The Term “Ornament” in the Baroque


Filippo Baldinucci, an art theorist and biographer of artists, wrote in his “Vocabolario Toscano dell’arte del Disegno”, which was published in Florence in 1681: “Abellimento, e dicesi propriamente dicose materiali, che si aggiungiono intorno che che sia, per farlo vage e belle” (“I call it ornamentation when materials are added to what is given, in order to make it beautiful and unique”).
In France the term ornemens was used synonymously with the Latin ornamentum and appeared in literature about art from the 16th century until the early 19th century.

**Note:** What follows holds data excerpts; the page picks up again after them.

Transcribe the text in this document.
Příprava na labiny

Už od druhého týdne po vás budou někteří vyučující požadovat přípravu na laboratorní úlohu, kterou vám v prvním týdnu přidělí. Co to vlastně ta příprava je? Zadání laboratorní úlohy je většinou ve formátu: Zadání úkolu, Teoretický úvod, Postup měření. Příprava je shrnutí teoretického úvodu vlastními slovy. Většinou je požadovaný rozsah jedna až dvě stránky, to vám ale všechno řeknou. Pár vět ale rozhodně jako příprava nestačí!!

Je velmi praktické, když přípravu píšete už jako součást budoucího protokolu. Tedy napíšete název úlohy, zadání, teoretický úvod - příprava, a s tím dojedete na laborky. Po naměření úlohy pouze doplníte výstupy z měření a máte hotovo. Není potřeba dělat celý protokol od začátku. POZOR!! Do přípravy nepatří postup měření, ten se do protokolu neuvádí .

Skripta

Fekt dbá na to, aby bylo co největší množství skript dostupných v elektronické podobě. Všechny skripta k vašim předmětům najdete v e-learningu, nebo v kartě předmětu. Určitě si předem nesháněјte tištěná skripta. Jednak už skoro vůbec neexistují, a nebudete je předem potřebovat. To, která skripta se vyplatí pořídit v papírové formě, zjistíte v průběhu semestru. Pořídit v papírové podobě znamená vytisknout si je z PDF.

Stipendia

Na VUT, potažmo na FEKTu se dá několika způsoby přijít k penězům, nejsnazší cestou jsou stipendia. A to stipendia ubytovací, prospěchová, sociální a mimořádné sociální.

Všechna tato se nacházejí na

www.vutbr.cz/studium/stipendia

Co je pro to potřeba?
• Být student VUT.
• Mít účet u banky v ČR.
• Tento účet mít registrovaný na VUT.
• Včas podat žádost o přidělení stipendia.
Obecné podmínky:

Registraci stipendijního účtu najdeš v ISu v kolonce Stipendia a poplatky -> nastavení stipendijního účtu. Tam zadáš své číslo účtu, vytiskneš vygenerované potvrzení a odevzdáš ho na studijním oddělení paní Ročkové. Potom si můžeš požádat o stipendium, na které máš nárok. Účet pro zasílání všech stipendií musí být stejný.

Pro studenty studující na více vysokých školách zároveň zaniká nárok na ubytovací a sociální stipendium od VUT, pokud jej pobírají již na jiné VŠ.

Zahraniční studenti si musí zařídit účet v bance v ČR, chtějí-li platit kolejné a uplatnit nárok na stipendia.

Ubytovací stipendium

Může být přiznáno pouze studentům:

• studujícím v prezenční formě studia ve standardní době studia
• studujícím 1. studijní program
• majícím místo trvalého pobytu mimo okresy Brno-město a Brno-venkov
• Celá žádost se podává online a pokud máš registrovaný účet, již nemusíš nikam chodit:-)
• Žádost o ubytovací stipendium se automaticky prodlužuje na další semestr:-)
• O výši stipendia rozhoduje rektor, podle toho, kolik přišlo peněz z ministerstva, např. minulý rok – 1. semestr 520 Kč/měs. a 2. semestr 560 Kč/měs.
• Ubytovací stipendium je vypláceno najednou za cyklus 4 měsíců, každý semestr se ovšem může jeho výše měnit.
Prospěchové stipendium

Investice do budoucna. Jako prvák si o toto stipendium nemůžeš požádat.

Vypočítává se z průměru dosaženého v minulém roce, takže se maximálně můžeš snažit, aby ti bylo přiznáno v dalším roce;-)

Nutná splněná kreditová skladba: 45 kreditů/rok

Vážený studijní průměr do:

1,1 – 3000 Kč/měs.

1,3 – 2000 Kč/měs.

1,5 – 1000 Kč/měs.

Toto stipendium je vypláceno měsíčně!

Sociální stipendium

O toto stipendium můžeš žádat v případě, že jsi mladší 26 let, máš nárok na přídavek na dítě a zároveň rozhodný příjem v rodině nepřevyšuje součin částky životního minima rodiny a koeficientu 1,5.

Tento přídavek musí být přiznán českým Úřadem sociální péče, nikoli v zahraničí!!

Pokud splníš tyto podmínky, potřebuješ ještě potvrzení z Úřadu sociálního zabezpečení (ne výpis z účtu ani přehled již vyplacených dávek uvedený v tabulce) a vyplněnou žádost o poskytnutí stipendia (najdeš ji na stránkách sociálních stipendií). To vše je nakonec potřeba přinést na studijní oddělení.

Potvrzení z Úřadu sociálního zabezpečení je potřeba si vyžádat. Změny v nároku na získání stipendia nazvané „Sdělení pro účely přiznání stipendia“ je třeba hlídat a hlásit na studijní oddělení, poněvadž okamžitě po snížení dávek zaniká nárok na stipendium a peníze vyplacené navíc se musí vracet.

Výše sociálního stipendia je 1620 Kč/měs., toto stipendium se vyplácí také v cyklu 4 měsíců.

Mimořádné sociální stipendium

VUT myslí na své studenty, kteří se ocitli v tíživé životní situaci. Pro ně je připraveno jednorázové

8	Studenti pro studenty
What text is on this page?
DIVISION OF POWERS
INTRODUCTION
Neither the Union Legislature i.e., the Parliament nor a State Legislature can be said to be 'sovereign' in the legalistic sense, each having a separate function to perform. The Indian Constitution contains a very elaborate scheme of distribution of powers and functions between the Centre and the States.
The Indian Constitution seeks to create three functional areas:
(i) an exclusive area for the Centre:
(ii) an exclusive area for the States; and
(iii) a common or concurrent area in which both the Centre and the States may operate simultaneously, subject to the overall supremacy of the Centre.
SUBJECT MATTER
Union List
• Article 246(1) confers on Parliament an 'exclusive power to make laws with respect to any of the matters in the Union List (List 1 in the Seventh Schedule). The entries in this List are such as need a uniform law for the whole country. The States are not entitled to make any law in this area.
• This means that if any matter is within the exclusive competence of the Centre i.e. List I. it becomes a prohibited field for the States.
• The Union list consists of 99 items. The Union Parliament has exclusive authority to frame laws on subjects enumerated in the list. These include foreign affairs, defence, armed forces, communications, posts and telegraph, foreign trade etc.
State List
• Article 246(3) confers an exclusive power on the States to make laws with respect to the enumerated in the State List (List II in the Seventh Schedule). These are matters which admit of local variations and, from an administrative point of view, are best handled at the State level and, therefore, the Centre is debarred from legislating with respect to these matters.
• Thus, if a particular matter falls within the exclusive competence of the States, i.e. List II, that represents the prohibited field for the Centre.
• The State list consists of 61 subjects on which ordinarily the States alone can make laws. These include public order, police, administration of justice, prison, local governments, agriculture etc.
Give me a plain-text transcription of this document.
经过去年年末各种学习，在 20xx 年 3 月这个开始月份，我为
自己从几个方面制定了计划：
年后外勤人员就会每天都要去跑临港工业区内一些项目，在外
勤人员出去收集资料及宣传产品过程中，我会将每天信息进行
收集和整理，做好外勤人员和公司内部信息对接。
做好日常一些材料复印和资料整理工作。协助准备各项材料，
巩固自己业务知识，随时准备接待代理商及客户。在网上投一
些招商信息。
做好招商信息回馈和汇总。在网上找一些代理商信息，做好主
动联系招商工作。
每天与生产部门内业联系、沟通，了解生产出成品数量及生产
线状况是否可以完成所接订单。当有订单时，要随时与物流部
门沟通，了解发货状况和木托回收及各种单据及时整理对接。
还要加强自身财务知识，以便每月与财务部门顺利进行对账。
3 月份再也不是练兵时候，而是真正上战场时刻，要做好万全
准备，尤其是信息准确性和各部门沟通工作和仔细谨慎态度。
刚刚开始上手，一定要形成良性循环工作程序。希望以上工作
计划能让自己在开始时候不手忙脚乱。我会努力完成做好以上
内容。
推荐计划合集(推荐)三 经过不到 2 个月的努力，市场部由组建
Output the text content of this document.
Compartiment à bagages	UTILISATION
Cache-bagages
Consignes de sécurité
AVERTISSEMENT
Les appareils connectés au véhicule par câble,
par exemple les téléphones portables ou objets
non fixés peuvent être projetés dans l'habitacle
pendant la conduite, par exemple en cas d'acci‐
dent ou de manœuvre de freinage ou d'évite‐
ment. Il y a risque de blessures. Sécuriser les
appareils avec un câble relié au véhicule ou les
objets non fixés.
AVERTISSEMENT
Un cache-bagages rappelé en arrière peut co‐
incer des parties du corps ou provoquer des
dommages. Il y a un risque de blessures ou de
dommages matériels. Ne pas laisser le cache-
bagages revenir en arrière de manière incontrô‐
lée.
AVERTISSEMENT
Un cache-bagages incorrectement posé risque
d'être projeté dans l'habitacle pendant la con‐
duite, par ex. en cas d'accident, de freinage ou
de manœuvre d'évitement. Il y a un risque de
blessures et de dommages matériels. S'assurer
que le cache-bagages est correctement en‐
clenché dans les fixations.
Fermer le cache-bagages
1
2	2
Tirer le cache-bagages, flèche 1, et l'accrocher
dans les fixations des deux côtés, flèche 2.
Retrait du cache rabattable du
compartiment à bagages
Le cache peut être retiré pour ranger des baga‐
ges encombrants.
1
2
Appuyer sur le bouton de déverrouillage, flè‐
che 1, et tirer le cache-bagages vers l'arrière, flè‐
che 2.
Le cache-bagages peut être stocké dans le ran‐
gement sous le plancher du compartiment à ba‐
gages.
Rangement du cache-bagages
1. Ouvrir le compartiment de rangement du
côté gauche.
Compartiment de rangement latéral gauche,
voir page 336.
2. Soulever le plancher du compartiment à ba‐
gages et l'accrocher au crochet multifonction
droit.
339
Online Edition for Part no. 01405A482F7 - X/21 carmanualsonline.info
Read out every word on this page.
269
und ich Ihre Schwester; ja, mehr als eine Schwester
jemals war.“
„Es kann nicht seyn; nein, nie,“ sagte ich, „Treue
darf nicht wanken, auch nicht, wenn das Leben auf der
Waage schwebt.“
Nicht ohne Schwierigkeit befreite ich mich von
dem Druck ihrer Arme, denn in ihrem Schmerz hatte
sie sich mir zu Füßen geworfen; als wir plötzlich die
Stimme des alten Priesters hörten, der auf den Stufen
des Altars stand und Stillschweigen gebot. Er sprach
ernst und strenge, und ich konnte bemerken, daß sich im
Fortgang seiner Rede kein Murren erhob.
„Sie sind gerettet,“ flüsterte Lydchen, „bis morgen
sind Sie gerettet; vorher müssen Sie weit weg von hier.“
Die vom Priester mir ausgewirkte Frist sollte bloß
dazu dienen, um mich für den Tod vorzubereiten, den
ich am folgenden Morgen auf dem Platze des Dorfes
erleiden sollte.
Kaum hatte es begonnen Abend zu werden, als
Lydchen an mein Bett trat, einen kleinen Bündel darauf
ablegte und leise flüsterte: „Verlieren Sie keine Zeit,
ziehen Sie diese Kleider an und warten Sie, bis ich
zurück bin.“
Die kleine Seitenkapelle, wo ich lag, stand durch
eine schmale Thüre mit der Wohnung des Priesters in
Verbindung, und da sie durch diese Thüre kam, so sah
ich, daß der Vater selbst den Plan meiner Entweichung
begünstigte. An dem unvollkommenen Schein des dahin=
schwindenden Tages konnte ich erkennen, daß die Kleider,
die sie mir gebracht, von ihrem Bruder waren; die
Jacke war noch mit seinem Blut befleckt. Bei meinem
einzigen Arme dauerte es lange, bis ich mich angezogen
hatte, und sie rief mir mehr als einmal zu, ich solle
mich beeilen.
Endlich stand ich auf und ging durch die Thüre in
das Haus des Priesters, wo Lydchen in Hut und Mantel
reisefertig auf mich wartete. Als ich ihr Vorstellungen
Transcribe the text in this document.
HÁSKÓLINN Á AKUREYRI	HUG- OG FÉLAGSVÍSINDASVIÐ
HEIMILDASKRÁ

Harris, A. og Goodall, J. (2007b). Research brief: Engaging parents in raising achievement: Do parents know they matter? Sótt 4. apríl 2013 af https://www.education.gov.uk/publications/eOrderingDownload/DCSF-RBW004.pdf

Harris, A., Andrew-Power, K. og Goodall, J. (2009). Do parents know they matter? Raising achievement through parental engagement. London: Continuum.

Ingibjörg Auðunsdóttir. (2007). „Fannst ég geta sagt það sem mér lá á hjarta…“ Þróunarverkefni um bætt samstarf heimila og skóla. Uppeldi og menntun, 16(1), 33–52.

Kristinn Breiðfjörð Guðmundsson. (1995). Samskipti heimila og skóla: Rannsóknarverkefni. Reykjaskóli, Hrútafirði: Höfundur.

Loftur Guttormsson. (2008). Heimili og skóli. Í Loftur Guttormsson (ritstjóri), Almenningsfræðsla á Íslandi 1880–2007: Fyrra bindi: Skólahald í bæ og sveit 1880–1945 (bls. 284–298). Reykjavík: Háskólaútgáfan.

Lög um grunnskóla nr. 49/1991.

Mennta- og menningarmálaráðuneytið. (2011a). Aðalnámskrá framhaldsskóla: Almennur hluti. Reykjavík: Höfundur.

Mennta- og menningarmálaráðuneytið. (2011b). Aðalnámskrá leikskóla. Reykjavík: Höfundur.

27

In the German-speaking countries, the terms Zierrat, Zierung and Beizier (all of which mean ornamentation or decoration) were used until well into the 19th century, for example in the first German translation of Vitruvius by Walter Rivius (also Ryff, entitled “Vitruvius Teutsch”, published in Nuremberg in 1548) and in the most important German encyclopedia of the Baroque, Johann Heinrich Zedler’s “Grosses vollständiges Universal Lexicon Aller Wissenschafften und Künste”
(1732, Vol. 35, column 471).
In the critical European debate on ornamentation in the 18th century, which was carried on mainly by the various academies, ornaments were conceded to have an intrinsic value, which finally freed them from their former role as a rather subordinate artistic genre.